Here is an example that I will use to illustrate my confusion:

Say that we have two charges q in space, one positive, and one negative, and want to move them close to each other, to a distance of r.

The answerof course, is that the work that we need to do to bring the negative charge to the positive charge is then W = -kq^2/r < 0. I know this is the answer, and I know how to solve these problems. But I have no idea why this is true.

I am confused about the concept. I will try to explain what I am confused about below:

It is known that W = Fd. In this case , d = (infinity - r)

But I am confused about this, because essentially the charges attract one another. Therefore, we don't really have to apply any force to make them get close to each other, because an electric force will handle this for us. So our applied force F = 0. Then W = 0*d = 0. But of course, this is wrong. Because we know the answer to be W = -kq^2/r. But why?

Last edited by a moderator: Apr 15, 2017
2. Feb 18, 2015

It is known that W=F.d for neutral bodies but the case changes totally for charged bodies. We have equation of force F=qE for charged bodies so we can not put F=0 in case of charged bodies.

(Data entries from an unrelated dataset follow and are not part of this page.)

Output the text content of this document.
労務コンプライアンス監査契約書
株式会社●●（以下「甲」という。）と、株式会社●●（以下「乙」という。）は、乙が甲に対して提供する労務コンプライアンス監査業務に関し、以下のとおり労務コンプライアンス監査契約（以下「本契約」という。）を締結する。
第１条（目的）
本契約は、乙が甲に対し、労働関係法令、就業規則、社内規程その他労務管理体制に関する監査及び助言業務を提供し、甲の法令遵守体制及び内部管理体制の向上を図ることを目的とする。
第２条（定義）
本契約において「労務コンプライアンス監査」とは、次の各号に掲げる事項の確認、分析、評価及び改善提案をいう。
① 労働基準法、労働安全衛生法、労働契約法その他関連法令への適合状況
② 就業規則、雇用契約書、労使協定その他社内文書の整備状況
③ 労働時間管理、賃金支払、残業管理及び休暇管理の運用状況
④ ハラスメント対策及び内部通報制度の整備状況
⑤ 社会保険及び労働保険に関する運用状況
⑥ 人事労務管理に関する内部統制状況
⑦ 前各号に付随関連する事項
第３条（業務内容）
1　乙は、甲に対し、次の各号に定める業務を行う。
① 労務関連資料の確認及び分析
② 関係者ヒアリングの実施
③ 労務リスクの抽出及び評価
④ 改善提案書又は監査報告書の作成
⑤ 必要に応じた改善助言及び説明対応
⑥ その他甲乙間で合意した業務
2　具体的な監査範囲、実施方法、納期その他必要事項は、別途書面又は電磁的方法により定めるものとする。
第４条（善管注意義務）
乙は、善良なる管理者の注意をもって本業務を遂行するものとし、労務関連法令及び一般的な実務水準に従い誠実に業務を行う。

Last edited by a moderator: Apr 15, 2017
3. Feb 18, 2015

### Orodruin

Staff Emeritus
That the work required to assemble the charges is negative simply means that you would extract work from doing so. Unless you counter the electric force with a force in the other direction, the final configuration will involve moving charges, which simply means the work done by the electric force has instead gone into kinetic energy of the constituents.

4. Feb 18, 2015

### Orodruin

Staff Emeritus
There is absolutely nothing special about neutral bodies in the work-energy theorem. The only relevant issue is which force you consider and the path taken, which will determine if the force you considered did work or not.

5. Feb 18, 2015

### x86

Ah, so by doing negative work I'm essentially slowing the particles to a stop, at this snapshot in time?